4) При настоящем состоянии Приамурского и При-уссурийского краев нельзя оставлять их без бдительного надзора и правительственного влияния, а потому при действиях наших здесь нельзя ограничиваться теми только лишь паллиативными мерами, которые мне предлагаются к руководству, так как при таких мерах мы легко можем потерять навеки для России этот важный край!
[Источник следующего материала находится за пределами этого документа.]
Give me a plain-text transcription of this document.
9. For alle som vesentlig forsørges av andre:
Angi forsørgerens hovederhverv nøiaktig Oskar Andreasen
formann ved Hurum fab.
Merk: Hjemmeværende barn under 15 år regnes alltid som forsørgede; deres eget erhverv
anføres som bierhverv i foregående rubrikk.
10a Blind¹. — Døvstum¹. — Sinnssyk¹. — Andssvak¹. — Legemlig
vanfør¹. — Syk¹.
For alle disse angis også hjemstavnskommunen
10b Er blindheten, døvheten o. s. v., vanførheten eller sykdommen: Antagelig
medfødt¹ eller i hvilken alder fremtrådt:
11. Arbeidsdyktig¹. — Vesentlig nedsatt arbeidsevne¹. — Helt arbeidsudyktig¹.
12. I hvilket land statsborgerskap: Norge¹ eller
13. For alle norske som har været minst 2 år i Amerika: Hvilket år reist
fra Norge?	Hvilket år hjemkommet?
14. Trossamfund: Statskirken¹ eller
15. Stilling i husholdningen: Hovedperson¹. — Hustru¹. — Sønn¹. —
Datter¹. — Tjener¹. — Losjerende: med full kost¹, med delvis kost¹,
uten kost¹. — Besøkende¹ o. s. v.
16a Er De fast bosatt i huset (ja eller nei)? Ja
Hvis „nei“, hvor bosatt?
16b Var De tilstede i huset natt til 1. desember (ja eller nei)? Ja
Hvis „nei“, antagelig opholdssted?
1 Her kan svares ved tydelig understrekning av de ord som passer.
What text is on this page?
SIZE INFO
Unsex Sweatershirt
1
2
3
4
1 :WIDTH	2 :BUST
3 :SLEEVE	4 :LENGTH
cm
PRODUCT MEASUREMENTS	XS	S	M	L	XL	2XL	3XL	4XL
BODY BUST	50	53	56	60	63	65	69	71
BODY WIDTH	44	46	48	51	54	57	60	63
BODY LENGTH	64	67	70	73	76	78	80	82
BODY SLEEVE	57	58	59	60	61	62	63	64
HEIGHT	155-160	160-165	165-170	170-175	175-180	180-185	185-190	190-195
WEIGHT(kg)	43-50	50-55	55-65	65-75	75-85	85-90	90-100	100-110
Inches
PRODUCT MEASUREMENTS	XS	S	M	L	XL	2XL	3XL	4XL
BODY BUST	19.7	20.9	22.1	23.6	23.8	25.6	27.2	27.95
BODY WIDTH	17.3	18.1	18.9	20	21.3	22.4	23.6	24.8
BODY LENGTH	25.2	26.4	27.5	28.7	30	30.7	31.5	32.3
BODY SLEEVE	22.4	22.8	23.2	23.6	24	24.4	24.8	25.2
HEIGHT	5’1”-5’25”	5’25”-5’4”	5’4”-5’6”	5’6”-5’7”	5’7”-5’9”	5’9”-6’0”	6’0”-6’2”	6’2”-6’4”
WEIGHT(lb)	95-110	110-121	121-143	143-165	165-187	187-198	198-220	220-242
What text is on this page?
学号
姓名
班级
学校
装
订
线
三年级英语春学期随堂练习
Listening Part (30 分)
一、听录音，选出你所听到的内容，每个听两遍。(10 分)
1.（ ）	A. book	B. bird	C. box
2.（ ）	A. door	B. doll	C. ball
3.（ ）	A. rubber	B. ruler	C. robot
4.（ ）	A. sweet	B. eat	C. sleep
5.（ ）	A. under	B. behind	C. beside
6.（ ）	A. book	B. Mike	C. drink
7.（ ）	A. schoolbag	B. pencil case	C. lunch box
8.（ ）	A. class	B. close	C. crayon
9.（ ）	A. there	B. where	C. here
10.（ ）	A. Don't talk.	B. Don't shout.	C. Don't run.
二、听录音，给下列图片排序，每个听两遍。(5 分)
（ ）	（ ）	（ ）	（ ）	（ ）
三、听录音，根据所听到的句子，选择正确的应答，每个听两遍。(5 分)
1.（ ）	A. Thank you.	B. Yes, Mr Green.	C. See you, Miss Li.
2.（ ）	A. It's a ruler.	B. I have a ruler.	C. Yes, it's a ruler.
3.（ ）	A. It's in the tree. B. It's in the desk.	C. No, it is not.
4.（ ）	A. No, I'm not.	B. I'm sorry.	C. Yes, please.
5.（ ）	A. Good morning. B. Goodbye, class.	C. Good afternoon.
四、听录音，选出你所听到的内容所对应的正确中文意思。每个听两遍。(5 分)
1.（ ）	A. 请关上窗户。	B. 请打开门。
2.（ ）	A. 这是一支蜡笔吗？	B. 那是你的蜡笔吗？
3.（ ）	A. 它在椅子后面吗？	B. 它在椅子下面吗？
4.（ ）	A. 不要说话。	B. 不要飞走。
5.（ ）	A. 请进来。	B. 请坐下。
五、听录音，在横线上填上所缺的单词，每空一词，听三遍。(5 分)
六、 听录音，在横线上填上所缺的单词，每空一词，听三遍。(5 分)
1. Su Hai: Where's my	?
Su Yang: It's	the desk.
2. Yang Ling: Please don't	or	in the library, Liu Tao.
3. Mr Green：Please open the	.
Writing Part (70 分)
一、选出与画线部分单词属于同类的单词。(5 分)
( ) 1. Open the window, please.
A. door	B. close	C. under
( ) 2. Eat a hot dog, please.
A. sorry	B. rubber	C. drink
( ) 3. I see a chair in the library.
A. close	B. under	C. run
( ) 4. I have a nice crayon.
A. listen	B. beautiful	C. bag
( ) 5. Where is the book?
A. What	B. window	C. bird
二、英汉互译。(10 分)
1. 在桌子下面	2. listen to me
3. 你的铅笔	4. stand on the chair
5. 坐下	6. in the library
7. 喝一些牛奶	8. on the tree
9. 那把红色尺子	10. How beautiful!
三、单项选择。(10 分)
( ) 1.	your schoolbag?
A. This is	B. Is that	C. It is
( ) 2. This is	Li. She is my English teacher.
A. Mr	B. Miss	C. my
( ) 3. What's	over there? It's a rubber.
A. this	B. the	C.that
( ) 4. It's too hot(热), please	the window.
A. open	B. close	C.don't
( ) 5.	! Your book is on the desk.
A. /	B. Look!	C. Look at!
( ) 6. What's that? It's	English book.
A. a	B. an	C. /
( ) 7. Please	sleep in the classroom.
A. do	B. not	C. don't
Вот те убеждения, которые понуждают меня действовать здесь, как Вы изволите усмотреть из вышеизложенного содержания моего письма, сообразно встречаемым мною обстоятельствам. Уповаю, что ввиду этого Вы дадите мне надлежащие средства для достижения упомянутой важной цели и разрешите мне:
а) занять селение Кизи и залив Нангмар как ближайшие к Николаевску пункты, из которых легко наблюдать за иностранными судами, плавающими в северной части Татарского пролива, и для исследования его берегов к югу до границы с Кореей;
Нижнеамурские гольды
Рисунок XIX в.
б) послать особую экспедицию для исследования реки Уссури и близ ее устья, в селении Гольды, оставить на зимовку офицера с целью ознакомления с путями, ведущими с этой реки к морю, и наблюдения за временем и обстоятельствами, сопровождающими закрытие и вскрытие как реки Уссури, так и южного колена Амура;
в) для проверки настоятельных слухов о поселении беглых русских, ныне уже распространившихся между командами и дурно действующих на них, послать на вооруженной шлюпке вверх по Амуру офицера с тем, что если эти слухи окажутся справедливыми, то офицеру тому постараться достигнуть селения этих русских и объявить им, что они поступают под мое начальство и обязаны нам содействовать, за что все их прежние поступки будут прощены государем;
г) в настоящую навигацию для подкрепления моей команды, состоящей ныне из 56 человек, прислать, по крайней мере, 50 человек хорошего поведения при двух офицерах и распорядиться, чтобы к навигации 1853 года была прислана из Кронштадта в мое распоряжение одна паровая шхуна».